RU Doing Enough to Save the Planet?

Abigail Bovard
Staff Reporter

Earth Day is the one day out of the year that is dedicated to the Earth and it is recognized for its natural beauty. While, there is a large worldwide movement to save the planet, there are some people out there who completely deny global warming and even some people who remain apathetic to the Earth’s needs despite knowing the consequences of human’s actions on the Earth. The Earth needs to be cared for each and every day in order to keep it inhabitable for generations to come.
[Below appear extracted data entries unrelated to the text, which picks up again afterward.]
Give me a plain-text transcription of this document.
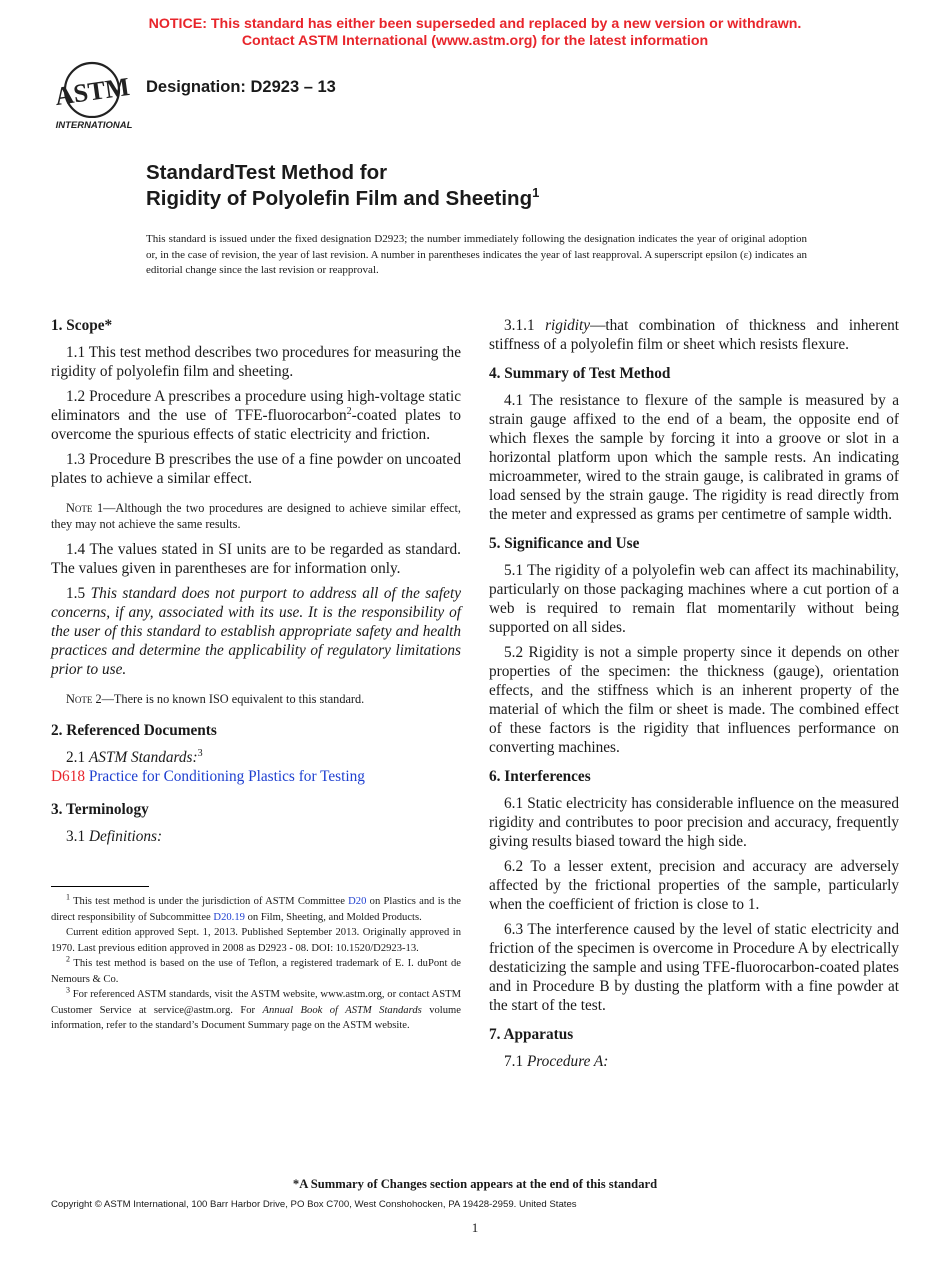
NOTICE: This standard has either been superseded and replaced by a new version or withdrawn.
Contact ASTM International (www.astm.org) for the latest information
ASTM
INTERNATIONAL
Designation: D2923 – 13
StandardTest Method for
Rigidity of Polyolefin Film and Sheeting$^1$
This standard is issued under the fixed designation D2923; the number immediately following the designation indicates the year of original adoption or, in the case of revision, the year of last revision. A number in parentheses indicates the year of last reapproval. A superscript epsilon (ε) indicates an editorial change since the last revision or reapproval.
1. Scope*
1.1 This test method describes two procedures for measuring the rigidity of polyolefin film and sheeting.
1.2 Procedure A prescribes a procedure using high-voltage static eliminators and the use of TFE-fluorocarbon$^2$-coated plates to overcome the spurious effects of static electricity and friction.
1.3 Procedure B prescribes the use of a fine powder on uncoated plates to achieve a similar effect.
Note 1—Although the two procedures are designed to achieve similar effect, they may not achieve the same results.
1.4 The values stated in SI units are to be regarded as standard. The values given in parentheses are for information only.
1.5 This standard does not purport to address all of the safety concerns, if any, associated with its use. It is the responsibility of the user of this standard to establish appropriate safety and health practices and determine the applicability of regulatory limitations prior to use.
Note 2—There is no known ISO equivalent to this standard.
2. Referenced Documents
2.1 ASTM Standards:$^3$
D618 Practice for Conditioning Plastics for Testing
3. Terminology
3.1 Definitions:

$^1$ This test method is under the jurisdiction of ASTM Committee D20 on Plastics and is the direct responsibility of Subcommittee D20.19 on Film, Sheeting, and Molded Products.

Current edition approved Sept. 1, 2013. Published September 2013. Originally approved in 1970. Last previous edition approved in 2008 as D2923 - 08. DOI: 10.1520/D2923-13.

$^2$ This test method is based on the use of Teflon, a registered trademark of E. I. duPont de Nemours & Co.

$^3$ For referenced ASTM standards, visit the ASTM website, www.astm.org, or contact ASTM Customer Service at service@astm.org. For Annual Book of ASTM Standards volume information, refer to the standard’s Document Summary page on the ASTM website.

3.1.1 rigidity—that combination of thickness and inherent stiffness of a polyolefin film or sheet which resists flexure.
4. Summary of Test Method
4.1 The resistance to flexure of the sample is measured by a strain gauge affixed to the end of a beam, the opposite end of which flexes the sample by forcing it into a groove or slot in a horizontal platform upon which the sample rests. An indicating microammeter, wired to the strain gauge, is calibrated in grams of load sensed by the strain gauge. The rigidity is read directly from the meter and expressed as grams per centimetre of sample width.
5. Significance and Use
5.1 The rigidity of a polyolefin web can affect its machinability, particularly on those packaging machines where a cut portion of a web is required to remain flat momentarily without being supported on all sides.
5.2 Rigidity is not a simple property since it depends on other properties of the specimen: the thickness (gauge), orientation effects, and the stiffness which is an inherent property of the material of which the film or sheet is made. The combined effect of these factors is the rigidity that influences performance on converting machines.
6. Interferences
6.1 Static electricity has considerable influence on the measured rigidity and contributes to poor precision and accuracy, frequently giving results biased toward the high side.
6.2 To a lesser extent, precision and accuracy are adversely affected by the frictional properties of the sample, particularly when the coefficient of friction is close to 1.
6.3 The interference caused by the level of static electricity and friction of the specimen is overcome in Procedure A by electrically destaticizing the sample and using TFE-fluorocarbon-coated plates and in Procedure B by dusting the platform with a fine powder at the start of the test.
7. Apparatus
7.1 Procedure A:
*A Summary of Changes section appears at the end of this standard
Copyright © ASTM International, 100 Barr Harbor Drive, PO Box C700, West Conshohocken, PA 19428-2959. United States
1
In the IPCC Global Warming Special Report of 2018, it was discovered that the Earth is on track for a three degrees Celsius, or 34.7 degrees Fahrenheit, rise in temperature, which can then lead to devastating effects on the environment.

One part of Roosevelt University’s mission is helping to create a greener Earth by focusing on the environment, equality and equity. Roosevelt even has a plan set in place that includes building two green buildings that are both LEED (Leadership in Energy and Environmental Design) certified, which means a building was built sustainably, and converting ten acres of turf on the Schaumburg campus into its native prairie and wetland.

As a part of Roosevelt’s mission they also held their own “Earth Week” in collaboration with the multiple groups focused on sustainability, including RUGreen. Each day was a different activity that provided information on how to help the planet. Monday, April 22 started with a compost day and Thursday saw a trip to the farmers market.

Vice President of RUGreen, freshman Sophia Gallo, helped lead a group to McKinley Park on Tuesday April 23 where they picked up litter and even planted new plants. “So we went around and picked up trash around the park and threw ‘seed bombs’ that we made at one of our previous meetings.” Gallo went on to explain what seed bombs are, “the seed bombs are like balls of soil, clay and seeds and we put like milkweed seeds that are good for pollinators like the monarchs,” Gallo said.

Although Roosevelt has a lot of sustainable practices set in place, there is a large gap between each practice and student participation. Gallo said she thinks students here at Roosevelt are not taking enough action to save the planet, saying that students seem to ignore signs in place to aid them in being green.

“I guess I can only speak for what I see directly but I feel like if you’re not making that effort with small sort of day to day stuff that can be easy to fix then maybe people aren’t doing any or many other kinds of helpful action,” Gallo said.

President of RUGreen, junior Samantha Schultz, believes that there is no such thing as enough when it comes to saving the planet, but she does believe that students can start with small changes that will lead to a more sustainable life.

“Just by switching to a reusable water bottle or bringing your own bag to the grocery store is enough to make an impact and influence others to do so as well,” Schultz said. “Roosevelt students, in particular, are doing their part, simply by just becoming educated on the matter of sustainability and what the issues our planet is facing.”

There are many different ways for students to get involved in sustainability here at Roosevelt, from taking classes on sustainability to even joining RU Green. But, Gallo said she feels that in order for students to actually get involved they need to be educated on these topics.

“I think another important factor is getting people educated about issues that we’re having because it might be hard to care if you don’t fully understand how urgent some of these issues are, especially climate change,” Gallo said.

Schultz also said that students should become more educated on topics such as sustainability in order to become more involved. “Being said, I think in order to further our involvement and create an even bigger chain reaction to helping the planet, students can take sustainability classes here at Roosevelt to become more educated, they can reach out to RUGreen and come to our meetings, they can even just simply read the signs above the compost, recycling, and trash bins to become more involved,” said Schultz.

Professor & Director of Sustainability Studies, Dr. Michael Bryson said that education is important when trying to get students to start making small changes within their lives to help the environment. Bryson said, “One reason might be lack of information/knowledge about why such actions like recycling and composting matter,” by learning about recycling and composting students would recognize the detrimental effects that landfills put on the environment. Bryson said, “Another might be the assumption that individual actions don’t really matter, because they’re small.” Bryson believes that these can both be addressed by basic environmental literacy and encouragement from others.

Gallo said that Roosevelt has put in the effort to remain sustainable, however, Gallo also feels that Roosevelt does not broadcast their efforts enough. “As far as their outreach goes though I’d say that more could be done to get students engaged or at the very least informed.”

Gallo added that many students do not seem to be informed on the fact that there are compost for students to use. “For example, even though we just put in school wide composting there was never an announcement made to students and staff to let people know, or help people use it.”